Así, las infinitas e ilimitadas virtudes creativas del Uno bruniano chocan contra una concesión que absolutiza la unidad de la sustancia en el regreso a un Ente primitivo, fundamental para la propia manifestación como otro.[7] Contra una voluntad de potencia que se hace potencia actuada de esta voluntad, la referencia bruniana, abierto y plurívoco, lleva al sujeto a convertirse, por reciprocidad de afectos: le retira la propia impermeabilidad e indiferencia emotiva a la cualidad, y lo hace, nuevamente, sensible, le asigna una determinación a través de aquella idea de igualdad que le mueve la existencia, como ideal y fuente deseosa. Contra la formalidad del acto de existencia de tradición aristotélica, el Espíritu bruniano se renueva en el propio valor inmediatamente afectivo y sentimental. En el infinito del deseo y de la imagen logra componer el aspecto, por el cual es algo modificante, con la característica, a través de la cual, esta inconclusa consciencia se mantiene en su real apertura de libertad.[8]
Si el humanismo aristotelizante cristiano, o la más reciente posición maquiaveliana, mantenían que la hegemonía de la practica pudiese y debiese ejercitarse a través de una forma selectiva y discriminante de los intereses materiales superiores, la materia superior bruniana, la materia de cosas incorpóreas, atestigua, al contrario, precisamente en el ideal de su capacidad creativa, el Espíritu mismo en su latencia. Contra aquella autorrealización del sujeto, que se funda en la voluntad de potencia, y se gradúa y selecciona en manera heterónoma e incontestable, el recuerdo bruniano de la alta unidad abisal mueve a la realización del perfecto y de cada consecuente movimiento y alteración.

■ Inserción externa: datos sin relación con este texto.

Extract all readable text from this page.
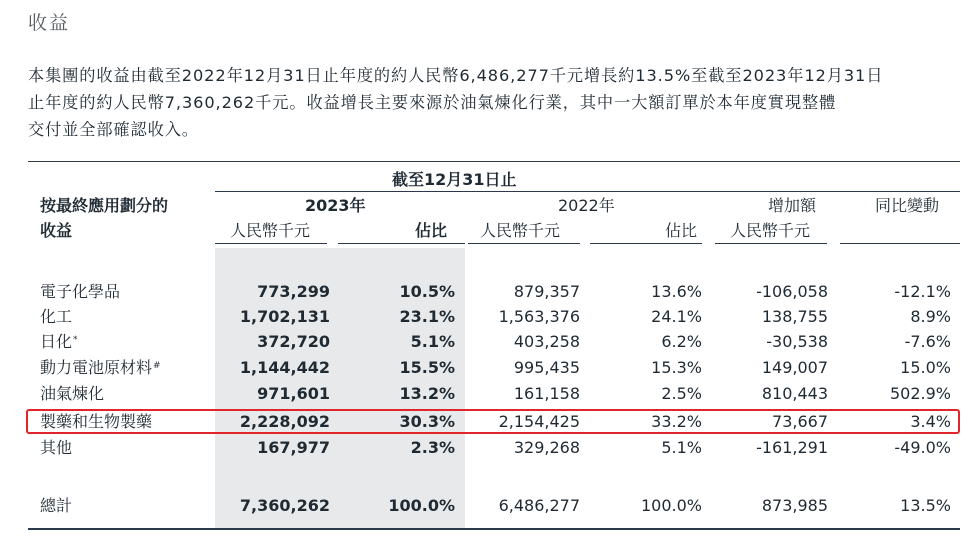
收益
本集團的收益由截至2022年12月31日止年度的約人民幣6,486,277千元增長約13.5%至截至2023年12月31日
止年度的約人民幣7,360,262千元。收益增長主要來源於油氣煉化行業，其中一大額訂單於本年度實現整體
交付並全部確認收入。
截至12月31日止
按最終應用劃分的
收益
2023年	2022年	增加額	同比變動
人民幣千元	佔比 人民幣千元	佔比 人民幣千元
電子化學品	773,299	10.5%	879,357	13.6%	-106,058	-12.1%
化工	1,702,131	23.1%	1,563,376	24.1%	138,755	8.9%
日化*	372,720	5.1%	403,258	6.2%	-30,538	-7.6%
動力電池原材料#	1,144,442	15.5%	995,435	15.3%	149,007	15.0%
油氣煉化	971,601	13.2%	161,158	2.5%	810,443	502.9%
製藥和生物製藥	2,228,092	30.3%	2,154,425	33.2%	73,667	3.4%
其他	167,977	2.3%	329,268	5.1%	-161,291	-49.0%
總計	7,360,262	100.0%	6,486,277	100.0%	873,985	13.5%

La consciencia ineludible de que cada variación esté en la estabilidad del ideal, genera la unidad del real y descarta cada separación pretendida. Niega, sobre todo en raíz, la posibilidad de insertar esa circularidad del pensamiento abstracto, que es únicamente capaz de reproducirse a sí misma. La idea bruniana, de hecho, en cuanto a unidad móvil y abierta, tiene en sí, reunidas, las características de la libertad y de la igualdad: no pone manifestaciones que se entiendan como instituciones discriminantes, instrumentales al absoluto de un estado del que pretendan descender y del que quieran ser los custodios.[9]
El rechazo bruniano para todos los usos instrumentales y absolutistas (ideológicos) de las religiones positivas pretende todavía fundarse, sobre todo, en aquella razón dialéctica que se declina y se desarrolla a través de aquel plexo entre la espontánea creatividad, el impulso y la imaginación simpática que se constituye al interior de la triada conceptual identificada por los términos de la libertad, igualdad y amor (la Trinidad teológico-filosófica). De esta manera, la negación del absoluto como forma y materia de la posesión funda, a su vez, la disolución bruniana de esa singularidad que se constituye cual posibilidad de una representación universal.
Contra la singularidad de representación del originario y la cesión y cesación del aparente, la relación infinita entre subjetividad creativas y determinaciones,[10] que la especulación bruniana pone, indica en la temporalidad la fuente de la creación y animación universal. En este modo negando la distinción aristotélica entre necesario y contingente, [11] Bruno puede presentar una suerte de apertura de la imaginación productiva, ya sea natural (los mundos
en su completa autonomía desiderativa y conservativa) como moral y religiosa (la diversidad de los cultos y de los ritos religiosos).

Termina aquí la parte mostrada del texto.